While Churchill is known well as a politician, soldier, historian and even painter, his fiction writings are not widely read. I dug up a book my mother had given me a long time ago when I was clearing out my childhood bedroom in her house. It was called ‘The Dream’ by Winston Churchill. Churchill wrote it at a low point in his career following his election defeat after the war, and it is a simple story. It begins with Winston restoring an old painting of his father, Lord Randolph. Randolph had had a short but meteoric political career, reaching Chancellor of the Exchequer, but died when Winston was twenty, and he had always held a Victorian disdain for his sensitive son.


In the story Randolph appears from nowhere, as Winston is working on restoring a painting of him. Randolph demands to know what has happened in the world since his death, and so Winston begins, relating all the changes in the world since the Boer War up to the unfolding Cold War that was troubling him so much as he wrote this story. Young Randolph is surprised by his 73-year-old son’s powerful understanding of world affairs, and we think he may almost guess at his son’s achievements.
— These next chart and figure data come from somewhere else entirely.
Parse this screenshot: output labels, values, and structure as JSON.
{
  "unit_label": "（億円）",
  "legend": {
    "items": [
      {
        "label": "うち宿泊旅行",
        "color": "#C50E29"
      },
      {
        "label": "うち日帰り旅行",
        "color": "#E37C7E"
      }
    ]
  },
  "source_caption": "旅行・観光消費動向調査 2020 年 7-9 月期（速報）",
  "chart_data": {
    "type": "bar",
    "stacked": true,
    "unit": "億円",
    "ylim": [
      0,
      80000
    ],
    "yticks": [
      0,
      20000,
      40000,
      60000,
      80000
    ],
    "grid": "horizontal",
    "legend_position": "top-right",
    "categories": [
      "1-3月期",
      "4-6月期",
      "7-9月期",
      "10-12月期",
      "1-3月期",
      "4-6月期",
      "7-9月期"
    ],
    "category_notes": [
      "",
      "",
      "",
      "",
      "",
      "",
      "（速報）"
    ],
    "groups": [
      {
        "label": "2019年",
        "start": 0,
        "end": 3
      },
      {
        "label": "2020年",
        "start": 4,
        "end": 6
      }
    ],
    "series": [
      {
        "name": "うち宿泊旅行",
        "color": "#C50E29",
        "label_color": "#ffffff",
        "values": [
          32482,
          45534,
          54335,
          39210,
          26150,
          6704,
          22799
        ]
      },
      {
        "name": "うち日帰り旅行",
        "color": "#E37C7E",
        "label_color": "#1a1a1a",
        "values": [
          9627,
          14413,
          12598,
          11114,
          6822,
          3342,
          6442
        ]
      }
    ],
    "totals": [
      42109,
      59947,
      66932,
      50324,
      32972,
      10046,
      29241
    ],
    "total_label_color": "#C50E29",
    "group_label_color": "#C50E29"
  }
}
Almost.

But he does not, and presently Winston wakes up and his father has disappeared. Winston is left alone, old and wise.
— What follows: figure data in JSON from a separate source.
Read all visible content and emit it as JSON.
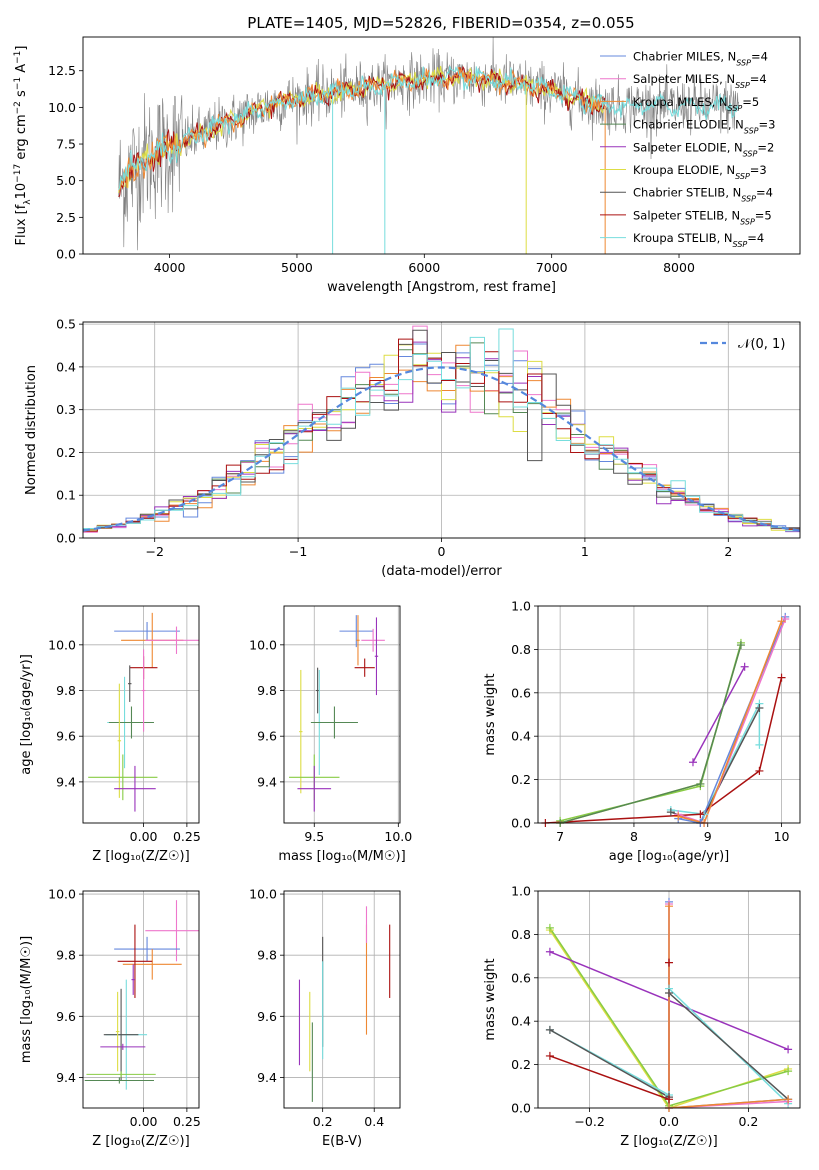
{
  "figure": {
    "title": "PLATE=1405, MJD=52826, FIBERID=0354, z=0.055"
  },
  "colors": {
    "Chabrier MILES": "#6688dd",
    "Salpeter MILES": "#ee77cc",
    "Kroupa MILES": "#ee8833",
    "Chabrier ELODIE": "#558855",
    "Salpeter ELODIE": "#9933bb",
    "Kroupa ELODIE": "#dddd44",
    "Chabrier STELIB": "#555555",
    "Salpeter STELIB": "#aa1111",
    "Kroupa STELIB": "#77dddd",
    "Kroupa ELODIE alt": "#88cc44",
    "data": "#808080",
    "normal": "#5588dd",
    "grid": "#b0b0b0"
  },
  "chart_data": [
    {
      "id": "spectrum",
      "type": "line",
      "xlabel": "wavelength [Angstrom, rest frame]",
      "ylabel_parts": [
        "Flux [f",
        "λ",
        "10",
        "−17",
        " erg cm",
        "−2",
        " s",
        "−1",
        " A",
        "−1",
        "]"
      ],
      "xlim": [
        3320,
        8950
      ],
      "ylim": [
        0,
        14.8
      ],
      "xticks": [
        4000,
        5000,
        6000,
        7000,
        8000
      ],
      "yticks": [
        0.0,
        2.5,
        5.0,
        7.5,
        10.0,
        12.5
      ],
      "ytick_labels": [
        "0.0",
        "2.5",
        "5.0",
        "7.5",
        "10.0",
        "12.5"
      ],
      "legend": [
        {
          "label": "Chabrier MILES, N",
          "sub": "SSP",
          "suffix": "=4",
          "key": "Chabrier MILES"
        },
        {
          "label": "Salpeter MILES, N",
          "sub": "SSP",
          "suffix": "=4",
          "key": "Salpeter MILES"
        },
        {
          "label": "Kroupa MILES, N",
          "sub": "SSP",
          "suffix": "=5",
          "key": "Kroupa MILES"
        },
        {
          "label": "Chabrier ELODIE, N",
          "sub": "SSP",
          "suffix": "=3",
          "key": "Chabrier ELODIE"
        },
        {
          "label": "Salpeter ELODIE, N",
          "sub": "SSP",
          "suffix": "=2",
          "key": "Salpeter ELODIE"
        },
        {
          "label": "Kroupa ELODIE, N",
          "sub": "SSP",
          "suffix": "=3",
          "key": "Kroupa ELODIE"
        },
        {
          "label": "Chabrier STELIB, N",
          "sub": "SSP",
          "suffix": "=4",
          "key": "Chabrier STELIB"
        },
        {
          "label": "Salpeter STELIB, N",
          "sub": "SSP",
          "suffix": "=5",
          "key": "Salpeter STELIB"
        },
        {
          "label": "Kroupa STELIB, N",
          "sub": "SSP",
          "suffix": "=4",
          "key": "Kroupa STELIB"
        }
      ],
      "continuum": {
        "x": [
          3600,
          3700,
          3800,
          3900,
          4000,
          4200,
          4400,
          4600,
          4800,
          5000,
          5200,
          5400,
          5600,
          5800,
          6000,
          6200,
          6400,
          6600,
          6800,
          7000,
          7200,
          7400
        ],
        "y": [
          4.6,
          5.6,
          6.5,
          6.8,
          7.3,
          8.0,
          8.8,
          9.5,
          10.2,
          10.6,
          10.9,
          11.2,
          11.4,
          11.7,
          11.9,
          12.0,
          12.0,
          11.8,
          11.5,
          11.1,
          10.6,
          10.1
        ]
      },
      "spikes": [
        {
          "x": 5280,
          "y": 0
        },
        {
          "x": 5690,
          "y": 0
        },
        {
          "x": 6800,
          "y": 0
        },
        {
          "x": 7420,
          "y": 0
        }
      ]
    },
    {
      "id": "residuals",
      "type": "line",
      "xlabel": "(data-model)/error",
      "ylabel": "Normed distribution",
      "xlim": [
        -2.5,
        2.5
      ],
      "ylim": [
        0,
        0.505
      ],
      "xticks": [
        -2,
        -1,
        0,
        1,
        2
      ],
      "xtick_labels": [
        "−2",
        "−1",
        "0",
        "1",
        "2"
      ],
      "yticks": [
        0.0,
        0.1,
        0.2,
        0.3,
        0.4,
        0.5
      ],
      "ytick_labels": [
        "0.0",
        "0.1",
        "0.2",
        "0.3",
        "0.4",
        "0.5"
      ],
      "legend_label": "𝒩(0, 1)",
      "normal": {
        "mu": 0,
        "sigma": 1
      },
      "bin_width": 0.1
    },
    {
      "id": "age_vs_Z",
      "type": "scatter",
      "xlabel": "Z [log₁₀(Z/Z☉)]",
      "ylabel": "age  [log₁₀(age/yr)]",
      "xlim": [
        -0.35,
        0.32
      ],
      "ylim": [
        9.22,
        10.17
      ],
      "xticks": [
        0.0,
        0.25
      ],
      "xtick_labels": [
        "0.00",
        "0.25"
      ],
      "yticks": [
        9.4,
        9.6,
        9.8,
        10.0
      ],
      "ytick_labels": [
        "9.4",
        "9.6",
        "9.8",
        "10.0"
      ],
      "points": [
        {
          "key": "Chabrier MILES",
          "x": 0.02,
          "y": 10.06,
          "xe": 0.19,
          "ye": 0.04
        },
        {
          "key": "Kroupa MILES",
          "x": 0.05,
          "y": 10.02,
          "xe": 0.18,
          "ye": 0.12
        },
        {
          "key": "Salpeter MILES",
          "x": 0.19,
          "y": 10.02,
          "xe": 0.18,
          "ye": 0.06
        },
        {
          "key": "Salpeter STELIB",
          "x": 0.0,
          "y": 9.9,
          "xe": 0.08,
          "ye": 0.05
        },
        {
          "key": "Chabrier STELIB",
          "x": -0.08,
          "y": 9.83,
          "xe": 0.01,
          "ye": 0.08
        },
        {
          "key": "Kroupa STELIB",
          "x": -0.11,
          "y": 9.66,
          "xe": 0.1,
          "ye": 0.2
        },
        {
          "key": "Chabrier ELODIE",
          "x": -0.07,
          "y": 9.66,
          "xe": 0.13,
          "ye": 0.07
        },
        {
          "key": "Kroupa ELODIE",
          "x": -0.14,
          "y": 9.58,
          "xe": 0.01,
          "ye": 0.25
        },
        {
          "key": "Kroupa ELODIE alt",
          "x": -0.12,
          "y": 9.42,
          "xe": 0.2,
          "ye": 0.1
        },
        {
          "key": "Salpeter ELODIE",
          "x": -0.05,
          "y": 9.37,
          "xe": 0.12,
          "ye": 0.1
        },
        {
          "key": "Salpeter MILES",
          "x": 0.0,
          "y": 9.8,
          "xe": 0.01,
          "ye": 0.18
        }
      ]
    },
    {
      "id": "age_vs_mass",
      "type": "scatter",
      "xlabel": "mass [log₁₀(M/M☉)]",
      "xlim": [
        9.32,
        10.01
      ],
      "ylim": [
        9.22,
        10.17
      ],
      "xticks": [
        9.5,
        10.0
      ],
      "xtick_labels": [
        "9.5",
        "10.0"
      ],
      "yticks": [
        9.4,
        9.6,
        9.8,
        10.0
      ],
      "ytick_labels": [
        "9.4",
        "9.6",
        "9.8",
        "10.0"
      ],
      "points": [
        {
          "key": "Chabrier MILES",
          "x": 9.75,
          "y": 10.06,
          "xe": 0.1,
          "ye": 0.07
        },
        {
          "key": "Salpeter MILES",
          "x": 9.85,
          "y": 10.02,
          "xe": 0.07,
          "ye": 0.05
        },
        {
          "key": "Kroupa MILES",
          "x": 9.76,
          "y": 10.02,
          "xe": 0.01,
          "ye": 0.11
        },
        {
          "key": "Salpeter STELIB",
          "x": 9.8,
          "y": 9.9,
          "xe": 0.06,
          "ye": 0.04
        },
        {
          "key": "Chabrier STELIB",
          "x": 9.52,
          "y": 9.8,
          "xe": 0.01,
          "ye": 0.1
        },
        {
          "key": "Kroupa STELIB",
          "x": 9.53,
          "y": 9.66,
          "xe": 0.01,
          "ye": 0.23
        },
        {
          "key": "Chabrier ELODIE",
          "x": 9.62,
          "y": 9.66,
          "xe": 0.14,
          "ye": 0.07
        },
        {
          "key": "Kroupa ELODIE",
          "x": 9.42,
          "y": 9.62,
          "xe": 0.01,
          "ye": 0.27
        },
        {
          "key": "Kroupa ELODIE alt",
          "x": 9.5,
          "y": 9.42,
          "xe": 0.15,
          "ye": 0.1
        },
        {
          "key": "Salpeter ELODIE",
          "x": 9.5,
          "y": 9.37,
          "xe": 0.1,
          "ye": 0.1
        },
        {
          "key": "Salpeter ELODIE",
          "x": 9.87,
          "y": 9.95,
          "xe": 0.01,
          "ye": 0.17
        }
      ]
    },
    {
      "id": "massweight_vs_age",
      "type": "line",
      "xlabel": "age  [log₁₀(age/yr)]",
      "ylabel": "mass weight",
      "xlim": [
        6.7,
        10.25
      ],
      "ylim": [
        0,
        1
      ],
      "xticks": [
        7,
        8,
        9,
        10
      ],
      "xtick_labels": [
        "7",
        "8",
        "9",
        "10"
      ],
      "yticks": [
        0.0,
        0.2,
        0.4,
        0.6,
        0.8,
        1.0
      ],
      "ytick_labels": [
        "0.0",
        "0.2",
        "0.4",
        "0.6",
        "0.8",
        "1.0"
      ],
      "series": [
        {
          "key": "Kroupa ELODIE",
          "x": [
            7.0,
            8.9,
            9.45
          ],
          "y": [
            0.0,
            0.18,
            0.82
          ]
        },
        {
          "key": "Kroupa ELODIE alt",
          "x": [
            7.0,
            8.9,
            9.45
          ],
          "y": [
            0.01,
            0.17,
            0.83
          ]
        },
        {
          "key": "Salpeter ELODIE",
          "x": [
            8.8,
            9.5
          ],
          "y": [
            0.28,
            0.72
          ]
        },
        {
          "key": "Kroupa STELIB",
          "x": [
            8.5,
            8.95,
            9.7,
            9.7
          ],
          "y": [
            0.06,
            0.04,
            0.55,
            0.36
          ]
        },
        {
          "key": "Chabrier STELIB",
          "x": [
            8.5,
            8.9,
            9.7
          ],
          "y": [
            0.05,
            0.0,
            0.53
          ]
        },
        {
          "key": "Salpeter STELIB",
          "x": [
            6.8,
            8.9,
            9.7,
            10.0
          ],
          "y": [
            0.0,
            0.04,
            0.24,
            0.67
          ]
        },
        {
          "key": "Chabrier MILES",
          "x": [
            8.6,
            8.9,
            10.05
          ],
          "y": [
            0.02,
            0.0,
            0.95
          ]
        },
        {
          "key": "Salpeter MILES",
          "x": [
            8.6,
            8.95,
            10.05
          ],
          "y": [
            0.04,
            0.0,
            0.94
          ]
        },
        {
          "key": "Kroupa MILES",
          "x": [
            8.6,
            8.95,
            10.0
          ],
          "y": [
            0.03,
            0.0,
            0.93
          ]
        },
        {
          "key": "Chabrier ELODIE",
          "x": [
            7.0,
            8.9,
            9.45
          ],
          "y": [
            0.0,
            0.18,
            0.82
          ]
        }
      ]
    },
    {
      "id": "mass_vs_Z",
      "type": "scatter",
      "xlabel": "Z [log₁₀(Z/Z☉)]",
      "ylabel": "mass [log₁₀(M/M☉)]",
      "xlim": [
        -0.35,
        0.32
      ],
      "ylim": [
        9.3,
        10.01
      ],
      "xticks": [
        0.0,
        0.25
      ],
      "xtick_labels": [
        "0.00",
        "0.25"
      ],
      "yticks": [
        9.4,
        9.6,
        9.8,
        10.0
      ],
      "ytick_labels": [
        "9.4",
        "9.6",
        "9.8",
        "10.0"
      ],
      "points": [
        {
          "key": "Salpeter MILES",
          "x": 0.19,
          "y": 9.88,
          "xe": 0.18,
          "ye": 0.1
        },
        {
          "key": "Chabrier MILES",
          "x": 0.02,
          "y": 9.82,
          "xe": 0.19,
          "ye": 0.04
        },
        {
          "key": "Kroupa MILES",
          "x": 0.05,
          "y": 9.77,
          "xe": 0.17,
          "ye": 0.05
        },
        {
          "key": "Salpeter STELIB",
          "x": -0.05,
          "y": 9.78,
          "xe": 0.1,
          "ye": 0.12
        },
        {
          "key": "Salpeter ELODIE",
          "x": -0.06,
          "y": 9.72,
          "xe": 0.01,
          "ye": 0.05
        },
        {
          "key": "Kroupa STELIB",
          "x": -0.1,
          "y": 9.54,
          "xe": 0.12,
          "ye": 0.18
        },
        {
          "key": "Chabrier STELIB",
          "x": -0.13,
          "y": 9.54,
          "xe": 0.1,
          "ye": 0.15
        },
        {
          "key": "Kroupa ELODIE",
          "x": -0.15,
          "y": 9.55,
          "xe": 0.01,
          "ye": 0.13
        },
        {
          "key": "Salpeter ELODIE",
          "x": -0.12,
          "y": 9.5,
          "xe": 0.13,
          "ye": 0.01
        },
        {
          "key": "Kroupa ELODIE alt",
          "x": -0.13,
          "y": 9.41,
          "xe": 0.2,
          "ye": 0.01
        },
        {
          "key": "Chabrier ELODIE",
          "x": -0.14,
          "y": 9.39,
          "xe": 0.2,
          "ye": 0.01
        }
      ]
    },
    {
      "id": "mass_vs_EBV",
      "type": "scatter",
      "xlabel": "E(B-V)",
      "xlim": [
        0.05,
        0.5
      ],
      "ylim": [
        9.3,
        10.01
      ],
      "xticks": [
        0.2,
        0.4
      ],
      "xtick_labels": [
        "0.2",
        "0.4"
      ],
      "yticks": [
        9.4,
        9.6,
        9.8,
        10.0
      ],
      "ytick_labels": [
        "9.4",
        "9.6",
        "9.8",
        "10.0"
      ],
      "points": [
        {
          "key": "Salpeter ELODIE",
          "x": 0.11,
          "y": 9.58,
          "ye": 0.14
        },
        {
          "key": "Kroupa ELODIE",
          "x": 0.15,
          "y": 9.55,
          "ye": 0.13
        },
        {
          "key": "Chabrier ELODIE",
          "x": 0.16,
          "y": 9.45,
          "ye": 0.13
        },
        {
          "key": "Chabrier STELIB",
          "x": 0.2,
          "y": 9.68,
          "ye": 0.18
        },
        {
          "key": "Kroupa STELIB",
          "x": 0.2,
          "y": 9.62,
          "ye": 0.16
        },
        {
          "key": "Kroupa MILES",
          "x": 0.37,
          "y": 9.72,
          "ye": 0.18
        },
        {
          "key": "Salpeter MILES",
          "x": 0.37,
          "y": 9.9,
          "ye": 0.06
        },
        {
          "key": "Salpeter STELIB",
          "x": 0.46,
          "y": 9.78,
          "ye": 0.12
        }
      ]
    },
    {
      "id": "massweight_vs_Z",
      "type": "line",
      "xlabel": "Z [log₁₀(Z/Z☉)]",
      "ylabel": "mass weight",
      "xlim": [
        -0.33,
        0.33
      ],
      "ylim": [
        0,
        1
      ],
      "xticks": [
        -0.2,
        0.0,
        0.2
      ],
      "xtick_labels": [
        "−0.2",
        "0.0",
        "0.2"
      ],
      "yticks": [
        0.0,
        0.2,
        0.4,
        0.6,
        0.8,
        1.0
      ],
      "ytick_labels": [
        "0.0",
        "0.2",
        "0.4",
        "0.6",
        "0.8",
        "1.0"
      ],
      "series": [
        {
          "key": "Kroupa ELODIE",
          "x": [
            -0.3,
            0.0,
            0.3
          ],
          "y": [
            0.82,
            0.0,
            0.18
          ]
        },
        {
          "key": "Kroupa ELODIE alt",
          "x": [
            -0.3,
            0.0,
            0.3
          ],
          "y": [
            0.83,
            0.01,
            0.17
          ]
        },
        {
          "key": "Salpeter ELODIE",
          "x": [
            -0.3,
            0.3
          ],
          "y": [
            0.72,
            0.27
          ]
        },
        {
          "key": "Kroupa STELIB",
          "x": [
            -0.3,
            0.0,
            0.0,
            0.3
          ],
          "y": [
            0.36,
            0.06,
            0.55,
            0.02
          ]
        },
        {
          "key": "Chabrier STELIB",
          "x": [
            -0.3,
            0.0,
            0.0,
            0.3
          ],
          "y": [
            0.36,
            0.05,
            0.53,
            0.04
          ]
        },
        {
          "key": "Salpeter STELIB",
          "x": [
            -0.3,
            0.0,
            0.0
          ],
          "y": [
            0.24,
            0.04,
            0.67
          ]
        },
        {
          "key": "Chabrier MILES",
          "x": [
            0.0,
            0.0,
            0.3
          ],
          "y": [
            0.95,
            0.0,
            0.04
          ]
        },
        {
          "key": "Salpeter MILES",
          "x": [
            0.0,
            0.0,
            0.3
          ],
          "y": [
            0.94,
            0.0,
            0.03
          ]
        },
        {
          "key": "Kroupa MILES",
          "x": [
            0.0,
            0.0,
            0.3
          ],
          "y": [
            0.93,
            0.0,
            0.04
          ]
        }
      ]
    }
  ]
}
This story is illuminating, not least because Winston only permitted the story to be published after his death. When he was once asked whom he would seat beside him at dinner if he could choose anyone, Winston passed over his many historical and fictional heroes and replied that he would choose his father, “of course”. At 73, having led his country through one of its most turbulent times and been a fixture of international politics for decades, he still wanted his father to see what he had done.